Najib Redouane, Romance/German/Russian Languages and Literatures, published a book of poetry titled Le murmure des vagues from the Rome-based Aracne Editrice in 2011, 80 p., and co-edited (with Y. Bénayoun-Szmidt), L’œuvre romanesque de Gérard Étienne: É(crits) d’un révolutionnaire, Paris, Éditions L’Harmattan, 2011, 254 p. He also wrote two articles titled “Les fruits du cyclone: La géopoétique des Antilles et la littérature-monde de Daniel Maximin ou un aperçu à la loupe du paradis raté” in Cinematographic Art and Documentation. Review of Cinematographic Studies, Nr. 2 (6), Nouvelles séries, 2010, Doina Rusti (Éd), Visual Culture Centre, Hyperion University, Faculté des arts, Bucarest, Roumanie, pp. 46-48, “Clichés de la sexualité et figures métonymiques de la féminité dans Pourquoi nous aimons les femmes de Mircea Cartarescu” in Communication interculturelle et littérature, No. 4 (12) / 2010, Représentations de la féminité dans l’espace culturel francophone, Alina Crihana (s. la dir.), Vol. I, Editura Europlus, Université “Dunarea de Jos” de Galati, Roumanie, pp. 17-22. In addition, he delivered a keynote speech at the International Conference Paradigms of Chinese Culture – Background Values and the Image of Civilization, held at ULIM,Chisinãu, Moldava, March 4. The title of the conference was “China and the Western World: Differences, Divergences, Complimentarity.”

Christine M. Rodrigue, Geography, presented on the topic “Nearest Neighbor Analysis, Regression, and Secondary Crater Prospecting on Mars” to the 42nd Lunar and Planetary Science Conference held in The Woodlands, Texas, in March.

Dmitrii Sidorov, Geography, gave a presentation, “Localizing and Visualizing Civilizational Geopolitics: Ilya Glazunov’s Painting Eternal Russia” to the Association of American Geographers annual national conference in April held in Seattle. He also gave a panel presentation to the “Critical Biographies of Post-Communist Cities 3: Legacies and Current Trajectories.”

Craig Smith, Center for First Amendment Studies, attended a national summit sponsored by the Ford Foundation on the topic “The “Difficult Dialogues Initiative” on April 11-12, in Washington, D.C. Smith was one of only 24 experts invited to participate in the summit on campus First Amendment issues.

Deborah Thien, Geography, presented “Welcome Home Our Military Sisters: Sexual Difference, Emotion and (Post) Traumatic Spaces for Female Veterans with PTSD” to the Association of American Geographers annual conference held in Seattle this April.
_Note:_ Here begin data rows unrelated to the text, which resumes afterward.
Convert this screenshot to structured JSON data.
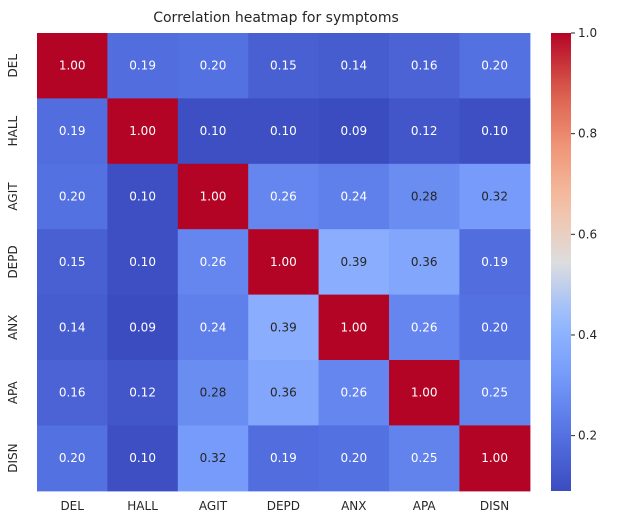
{
  "chart_data": {
    "type": "heatmap",
    "title": "Correlation heatmap for symptoms",
    "xlabel": "",
    "ylabel": "",
    "row_labels": [
      "DEL",
      "HALL",
      "AGIT",
      "DEPD",
      "ANX",
      "APA",
      "DISN"
    ],
    "col_labels": [
      "DEL",
      "HALL",
      "AGIT",
      "DEPD",
      "ANX",
      "APA",
      "DISN"
    ],
    "value_labels": [
      [
        "1.00",
        "0.19",
        "0.20",
        "0.15",
        "0.14",
        "0.16",
        "0.20"
      ],
      [
        "0.19",
        "1.00",
        "0.10",
        "0.10",
        "0.09",
        "0.12",
        "0.10"
      ],
      [
        "0.20",
        "0.10",
        "1.00",
        "0.26",
        "0.24",
        "0.28",
        "0.32"
      ],
      [
        "0.15",
        "0.10",
        "0.26",
        "1.00",
        "0.39",
        "0.36",
        "0.19"
      ],
      [
        "0.14",
        "0.09",
        "0.24",
        "0.39",
        "1.00",
        "0.26",
        "0.20"
      ],
      [
        "0.16",
        "0.12",
        "0.28",
        "0.36",
        "0.26",
        "1.00",
        "0.25"
      ],
      [
        "0.20",
        "0.10",
        "0.32",
        "0.19",
        "0.20",
        "0.25",
        "1.00"
      ]
    ],
    "values": [
      [
        1.0,
        0.19,
        0.2,
        0.15,
        0.14,
        0.16,
        0.2
      ],
      [
        0.19,
        1.0,
        0.1,
        0.1,
        0.09,
        0.12,
        0.1
      ],
      [
        0.2,
        0.1,
        1.0,
        0.26,
        0.24,
        0.28,
        0.32
      ],
      [
        0.15,
        0.1,
        0.26,
        1.0,
        0.39,
        0.36,
        0.19
      ],
      [
        0.14,
        0.09,
        0.24,
        0.39,
        1.0,
        0.26,
        0.2
      ],
      [
        0.16,
        0.12,
        0.28,
        0.36,
        0.26,
        1.0,
        0.25
      ],
      [
        0.2,
        0.1,
        0.32,
        0.19,
        0.2,
        0.25,
        1.0
      ]
    ],
    "colormap": "coolwarm",
    "colorbar": {
      "min": 0.09,
      "max": 1.0,
      "ticks": [
        0.2,
        0.4,
        0.6,
        0.8,
        1.0
      ],
      "tick_labels": [
        "0.2",
        "0.4",
        "0.6",
        "0.8",
        "1.0"
      ]
    },
    "grid": false
  }
}
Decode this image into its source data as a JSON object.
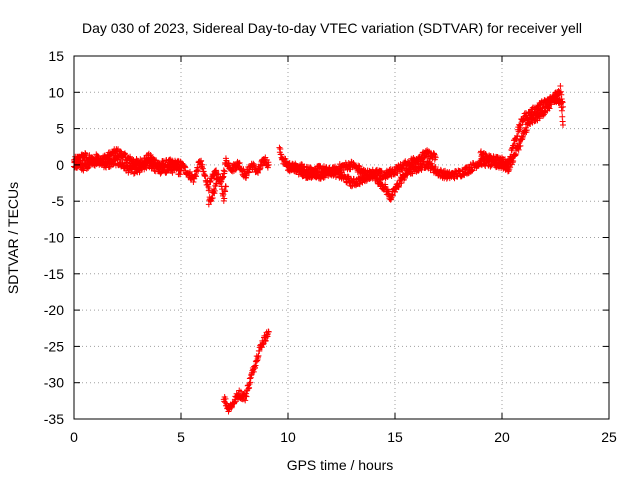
{
  "chart_data": {
    "type": "scatter",
    "title": "Day 030 of 2023, Sidereal Day-to-day VTEC variation (SDTVAR) for receiver yell",
    "xlabel": "GPS time / hours",
    "ylabel": "SDTVAR / TECUs",
    "xlim": [
      0,
      25
    ],
    "ylim": [
      -35,
      15
    ],
    "xticks": [
      0,
      5,
      10,
      15,
      20,
      25
    ],
    "yticks": [
      15,
      10,
      5,
      0,
      -5,
      -10,
      -15,
      -20,
      -25,
      -30,
      -35
    ],
    "xtick_labels": [
      "0",
      "5",
      "10",
      "15",
      "20",
      "25"
    ],
    "ytick_labels": [
      "15",
      "10",
      "5",
      "0",
      "-5",
      "-10",
      "-15",
      "-20",
      "-25",
      "-30",
      "-35"
    ],
    "grid": true,
    "marker": "+",
    "series": [
      {
        "name": "SDTVAR",
        "color": "#ff0000",
        "segments": [
          [
            [
              0.0,
              0.5
            ],
            [
              0.5,
              1.2
            ],
            [
              1.0,
              0.3
            ],
            [
              1.5,
              1.0
            ],
            [
              2.0,
              1.8
            ],
            [
              2.5,
              0.8
            ],
            [
              3.0,
              0.2
            ],
            [
              3.5,
              1.0
            ],
            [
              4.0,
              0.0
            ],
            [
              4.5,
              0.2
            ],
            [
              5.0,
              0.0
            ],
            [
              5.3,
              -1.0
            ],
            [
              5.6,
              -2.0
            ],
            [
              5.9,
              0.5
            ],
            [
              6.1,
              -1.5
            ],
            [
              6.3,
              -3.0
            ],
            [
              6.6,
              -1.0
            ],
            [
              6.9,
              -2.5
            ],
            [
              7.1,
              0.5
            ],
            [
              7.4,
              -0.5
            ],
            [
              7.7,
              0.2
            ],
            [
              8.0,
              -1.5
            ],
            [
              8.3,
              0.0
            ],
            [
              8.6,
              -1.0
            ],
            [
              8.9,
              0.8
            ],
            [
              9.1,
              0.0
            ]
          ],
          [
            [
              0.0,
              0.0
            ],
            [
              0.5,
              -0.3
            ],
            [
              1.0,
              1.0
            ],
            [
              1.5,
              0.0
            ],
            [
              2.0,
              0.5
            ],
            [
              2.5,
              -0.5
            ],
            [
              3.0,
              -0.8
            ],
            [
              3.5,
              0.2
            ],
            [
              4.0,
              -0.8
            ],
            [
              4.5,
              -0.5
            ],
            [
              5.0,
              -0.8
            ]
          ],
          [
            [
              7.0,
              -32.0
            ],
            [
              7.2,
              -33.5
            ],
            [
              7.4,
              -33.0
            ],
            [
              7.7,
              -31.5
            ],
            [
              8.0,
              -32.0
            ],
            [
              8.2,
              -30.0
            ],
            [
              8.4,
              -28.0
            ],
            [
              8.6,
              -26.0
            ],
            [
              8.8,
              -24.5
            ],
            [
              9.0,
              -23.5
            ],
            [
              9.1,
              -23.0
            ]
          ],
          [
            [
              9.6,
              2.0
            ],
            [
              9.8,
              0.5
            ],
            [
              10.0,
              0.0
            ],
            [
              10.5,
              -0.8
            ],
            [
              11.0,
              -1.5
            ],
            [
              11.5,
              -0.5
            ],
            [
              12.0,
              -1.0
            ],
            [
              12.5,
              -0.3
            ],
            [
              13.0,
              0.0
            ],
            [
              13.5,
              -1.0
            ],
            [
              14.0,
              -1.5
            ],
            [
              14.5,
              -3.0
            ],
            [
              14.8,
              -4.5
            ],
            [
              15.0,
              -3.5
            ],
            [
              15.3,
              -2.0
            ],
            [
              15.6,
              -1.0
            ],
            [
              16.0,
              -0.5
            ],
            [
              16.5,
              0.2
            ],
            [
              17.0,
              -1.0
            ],
            [
              17.5,
              -1.5
            ],
            [
              18.0,
              -1.2
            ],
            [
              18.5,
              -0.5
            ],
            [
              19.0,
              0.5
            ],
            [
              19.5,
              0.2
            ],
            [
              20.0,
              0.0
            ],
            [
              20.3,
              -0.5
            ],
            [
              20.6,
              1.5
            ],
            [
              21.0,
              4.0
            ],
            [
              21.2,
              5.5
            ],
            [
              21.6,
              6.5
            ],
            [
              22.0,
              7.5
            ],
            [
              22.3,
              8.5
            ],
            [
              22.6,
              9.0
            ],
            [
              22.8,
              8.0
            ],
            [
              22.85,
              5.5
            ]
          ],
          [
            [
              10.0,
              -0.5
            ],
            [
              10.5,
              -0.3
            ],
            [
              11.0,
              -0.8
            ],
            [
              11.5,
              -1.5
            ],
            [
              12.0,
              -0.8
            ],
            [
              12.5,
              -1.5
            ],
            [
              13.0,
              -2.5
            ],
            [
              13.5,
              -2.0
            ],
            [
              14.0,
              -1.0
            ],
            [
              14.5,
              -1.5
            ],
            [
              15.0,
              -0.8
            ],
            [
              15.5,
              0.0
            ],
            [
              16.0,
              0.8
            ],
            [
              16.5,
              1.5
            ],
            [
              16.9,
              1.0
            ]
          ],
          [
            [
              19.0,
              1.5
            ],
            [
              19.5,
              0.8
            ],
            [
              20.0,
              0.5
            ],
            [
              20.3,
              0.2
            ],
            [
              20.5,
              2.5
            ],
            [
              20.8,
              5.0
            ],
            [
              21.0,
              6.5
            ],
            [
              21.3,
              7.0
            ],
            [
              21.7,
              8.0
            ],
            [
              22.0,
              8.5
            ],
            [
              22.3,
              9.0
            ],
            [
              22.6,
              10.0
            ],
            [
              22.75,
              10.5
            ],
            [
              22.85,
              8.0
            ]
          ],
          [
            [
              6.3,
              -5.0
            ],
            [
              6.5,
              -4.0
            ],
            [
              6.7,
              -2.0
            ]
          ],
          [
            [
              6.9,
              -3.5
            ],
            [
              7.0,
              -4.5
            ],
            [
              7.1,
              -3.0
            ]
          ]
        ]
      }
    ]
  }
}
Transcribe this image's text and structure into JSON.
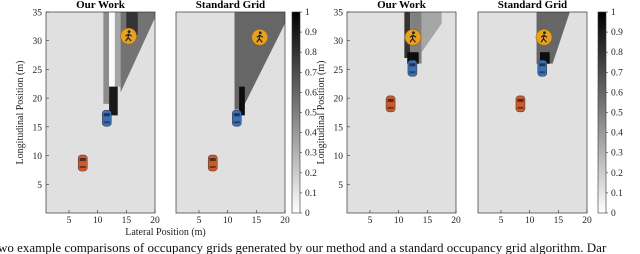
{
  "figures": [
    {
      "xlabel": "Lateral Position (m)",
      "ylabel": "Longitudinal Position (m)",
      "xlim": [
        1,
        20
      ],
      "ylim": [
        0,
        35
      ],
      "xticks": [
        5,
        10,
        15,
        20
      ],
      "yticks": [
        5,
        10,
        15,
        20,
        25,
        30,
        35
      ],
      "clim": [
        0,
        1
      ],
      "cticks": [
        0,
        0.1,
        0.2,
        0.3,
        0.4,
        0.5,
        0.6,
        0.7,
        0.8,
        0.9,
        1
      ],
      "background": 0.12,
      "panels": [
        {
          "title": "Our Work",
          "regions": [
            {
              "value": 0.45,
              "x": [
                11,
                12,
                12,
                11
              ],
              "y": [
                19,
                19,
                35,
                35
              ]
            },
            {
              "value": 0.02,
              "x": [
                12,
                13,
                13,
                12
              ],
              "y": [
                22,
                22,
                35,
                35
              ]
            },
            {
              "value": 0.35,
              "x": [
                13,
                14,
                14,
                13
              ],
              "y": [
                22,
                22,
                35,
                35
              ]
            },
            {
              "value": 0.55,
              "x": [
                14,
                20,
                20,
                14
              ],
              "y": [
                21,
                34,
                35,
                35
              ]
            },
            {
              "value": 0.8,
              "x": [
                15,
                17,
                17,
                15
              ],
              "y": [
                31,
                31,
                35,
                35
              ]
            },
            {
              "value": 0.9,
              "x": [
                12,
                13.5,
                13.5,
                12
              ],
              "y": [
                17,
                17,
                22,
                22
              ]
            }
          ],
          "ego": {
            "x": 11.6,
            "y": 16.5
          },
          "car": {
            "x": 7.4,
            "y": 8.7
          },
          "pedestrian": {
            "x": 15.4,
            "y": 30.8
          }
        },
        {
          "title": "Standard Grid",
          "regions": [
            {
              "value": 0.6,
              "x": [
                11.2,
                12.5,
                20,
                20,
                11.2
              ],
              "y": [
                18,
                18,
                33,
                35,
                35
              ]
            },
            {
              "value": 0.95,
              "x": [
                12,
                13,
                13,
                12
              ],
              "y": [
                17,
                17,
                22,
                22
              ]
            }
          ],
          "ego": {
            "x": 11.6,
            "y": 16.5
          },
          "car": {
            "x": 7.4,
            "y": 8.7
          },
          "pedestrian": {
            "x": 15.6,
            "y": 30.6
          }
        }
      ]
    },
    {
      "ylabel": "Longitudinal Position (m)",
      "xlim": [
        1,
        20
      ],
      "ylim": [
        0,
        35
      ],
      "xticks": [
        5,
        10,
        15,
        20
      ],
      "yticks": [
        5,
        10,
        15,
        20,
        25,
        30,
        35
      ],
      "clim": [
        0,
        1
      ],
      "cticks": [
        0,
        0.1,
        0.2,
        0.3,
        0.4,
        0.5,
        0.6,
        0.7,
        0.8,
        0.9,
        1
      ],
      "background": 0.12,
      "panels": [
        {
          "title": "Our Work",
          "regions": [
            {
              "value": 0.8,
              "x": [
                11,
                12,
                12,
                11
              ],
              "y": [
                27,
                27,
                35,
                35
              ]
            },
            {
              "value": 0.5,
              "x": [
                12,
                14,
                14,
                12
              ],
              "y": [
                26,
                26,
                35,
                35
              ]
            },
            {
              "value": 0.35,
              "x": [
                14,
                17.5,
                17.5,
                14
              ],
              "y": [
                28,
                33,
                35,
                35
              ]
            },
            {
              "value": 0.95,
              "x": [
                11.5,
                13.5,
                13.5,
                11.5
              ],
              "y": [
                26,
                26,
                28,
                28
              ]
            }
          ],
          "ego": {
            "x": 12.4,
            "y": 25.2
          },
          "car": {
            "x": 8.6,
            "y": 19
          },
          "pedestrian": {
            "x": 12.5,
            "y": 30.6
          }
        },
        {
          "title": "Standard Grid",
          "regions": [
            {
              "value": 0.6,
              "x": [
                11.2,
                14,
                17,
                11.2
              ],
              "y": [
                26,
                26,
                35,
                35
              ]
            },
            {
              "value": 0.95,
              "x": [
                11.8,
                13.5,
                13.5,
                11.8
              ],
              "y": [
                26,
                26,
                28,
                28
              ]
            }
          ],
          "ego": {
            "x": 12.2,
            "y": 25.2
          },
          "car": {
            "x": 8.4,
            "y": 19
          },
          "pedestrian": {
            "x": 12.5,
            "y": 30.6
          }
        }
      ]
    }
  ],
  "caption": "wo example comparisons of occupancy grids generated by our method and a standard occupancy grid algorithm. Dar"
}
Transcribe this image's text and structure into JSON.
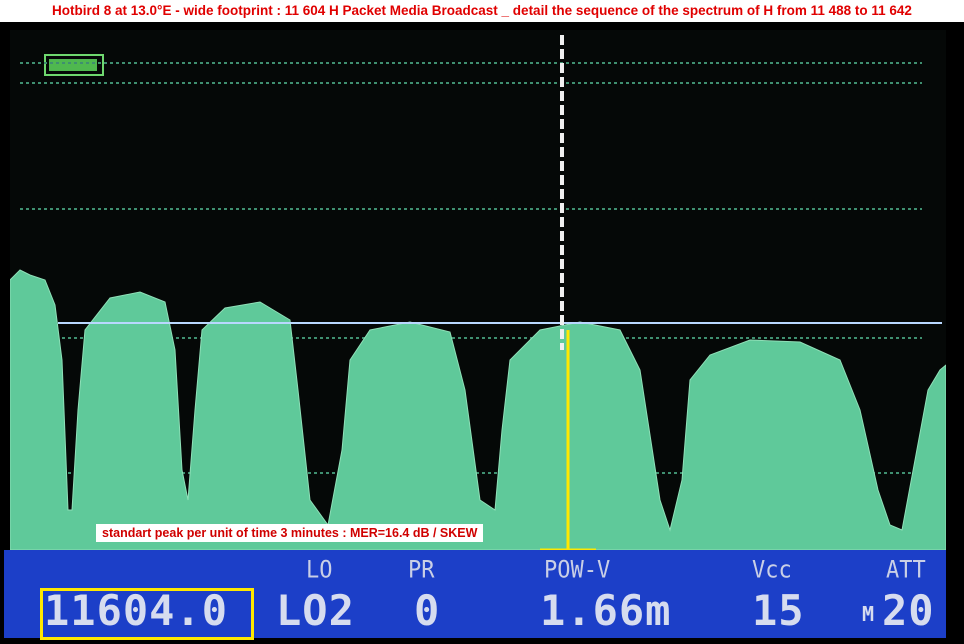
{
  "caption": "Hotbird 8 at 13.0°E - wide footprint :  11 604 H Packet Media Broadcast _ detail the sequence of the spectrum of H from 11 488 to 11 642",
  "annotation": "standart peak per unit of time 3 minutes : MER=16.4 dB / SKEW",
  "colors": {
    "trace": "#5fc99a",
    "status_bar": "#1c3fc8",
    "highlight": "#ffe800",
    "caption_text": "#e00000"
  },
  "status": {
    "frequency": "11604.0",
    "lo_label": "LO",
    "lo_value": "LO2",
    "pr_label": "PR",
    "pr_value": "0",
    "pow_label": "POW-V",
    "pow_value": "1.66m",
    "vcc_label": "Vcc",
    "vcc_value": "15",
    "att_label": "ATT",
    "att_prefix": "M",
    "att_value": "20"
  },
  "icons": {
    "battery": "battery-icon",
    "marker": "cursor-marker"
  }
}
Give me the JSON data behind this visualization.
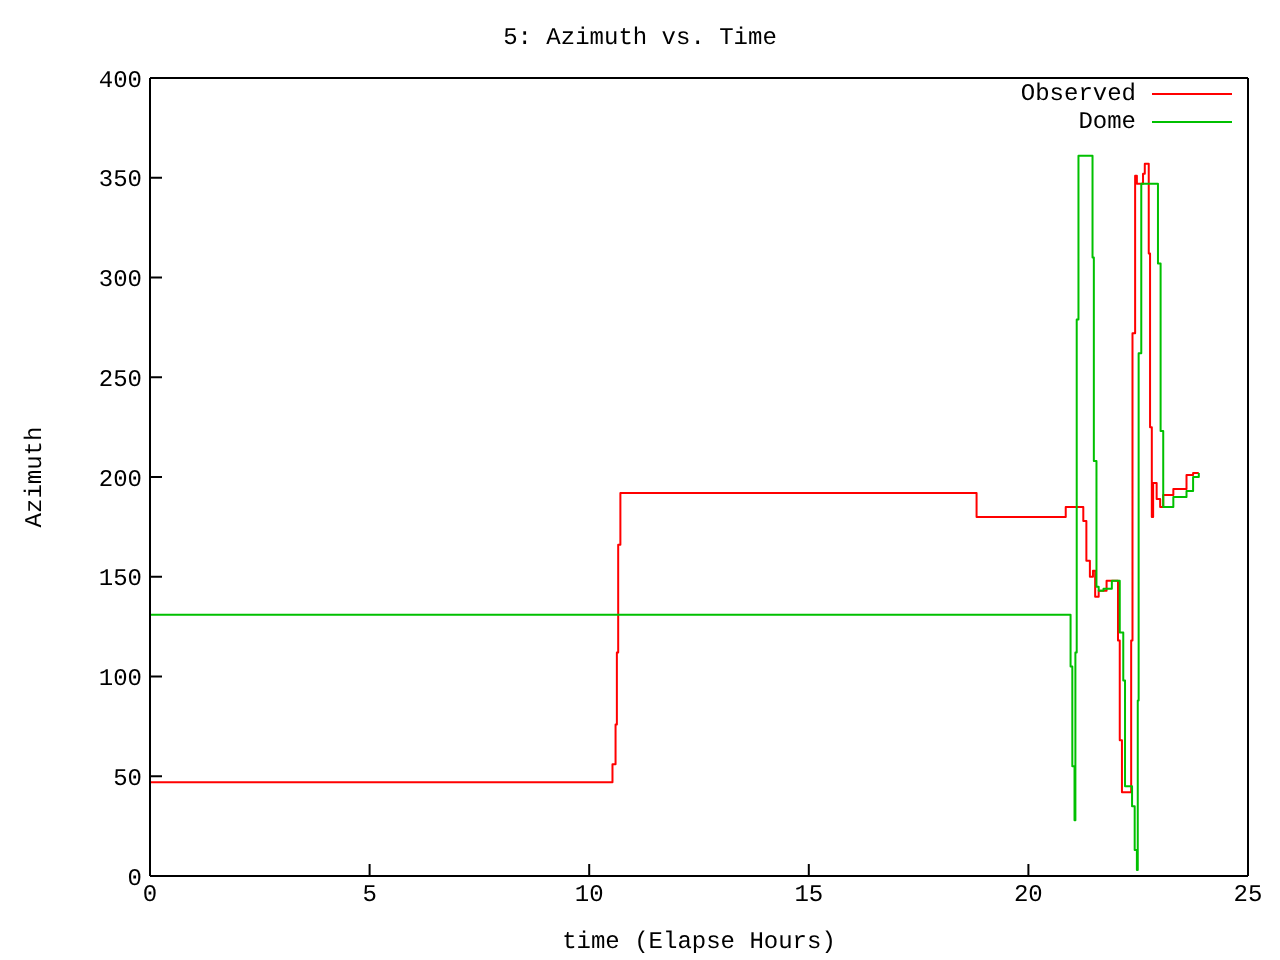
{
  "chart_data": {
    "type": "step",
    "title": "5: Azimuth vs. Time",
    "xlabel": "time (Elapse Hours)",
    "ylabel": "Azimuth",
    "xlim": [
      0,
      25
    ],
    "xticks": [
      0,
      5,
      10,
      15,
      20,
      25
    ],
    "ylim": [
      0,
      400
    ],
    "yticks": [
      0,
      50,
      100,
      150,
      200,
      250,
      300,
      350,
      400
    ],
    "legend": "top right",
    "marker": "none",
    "line_style": "solid",
    "series": [
      {
        "name": "Observed",
        "color": "#ff0000",
        "x": [
          0,
          10.53,
          10.6,
          10.63,
          10.66,
          10.71,
          18.82,
          20.85,
          21.25,
          21.32,
          21.4,
          21.47,
          21.52,
          21.6,
          21.78,
          22.04,
          22.08,
          22.13,
          22.19,
          22.34,
          22.37,
          22.43,
          22.47,
          22.61,
          22.65,
          22.74,
          22.77,
          22.81,
          22.84,
          22.92,
          23.0,
          23.07,
          23.3,
          23.6,
          23.75,
          23.88
        ],
        "values": [
          47,
          56,
          76,
          112,
          166,
          192,
          180,
          185,
          178,
          158,
          150,
          153,
          140,
          143,
          148,
          118,
          68,
          42,
          42,
          118,
          272,
          351,
          347,
          352,
          357,
          312,
          225,
          180,
          197,
          189,
          185,
          191,
          194,
          201,
          202,
          202
        ]
      },
      {
        "name": "Dome",
        "color": "#00c000",
        "x": [
          0,
          20.96,
          21.0,
          21.05,
          21.07,
          21.1,
          21.14,
          21.46,
          21.49,
          21.55,
          21.6,
          21.71,
          21.9,
          22.05,
          22.08,
          22.16,
          22.2,
          22.36,
          22.42,
          22.47,
          22.49,
          22.51,
          22.57,
          22.95,
          23.01,
          23.07,
          23.3,
          23.6,
          23.75,
          23.88
        ],
        "values": [
          131,
          105,
          55,
          28,
          112,
          279,
          361,
          310,
          208,
          145,
          143,
          144,
          148,
          148,
          122,
          98,
          45,
          35,
          13,
          3,
          88,
          262,
          347,
          307,
          223,
          185,
          190,
          193,
          200,
          202
        ]
      }
    ]
  }
}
She also gave a panel presentation in the special commemorative session, “For Julie Graham: Celebrating Julie Graham’s Contributions and Exploring the Future of her Work.” Additionally, she organized four special sessions: “Gendered Cultures,” “Gendered Politics,” “Rethinking, Redressing and Reclaiming Gendered Knowledges” and “Rural Women’s Livelihoods.”

Skyne Uku Wertimer, Africana Studies, presented a juried paper titled “The Emerging Transnational Terrorism and Crimes: The Post-Cold War Threats to Global Collective Security” at the International Studies Association’s 52nd Annual Convention held in Montreal, Quebec, March 16-19 on the theme “Global Governance – Political Authority in Transition.”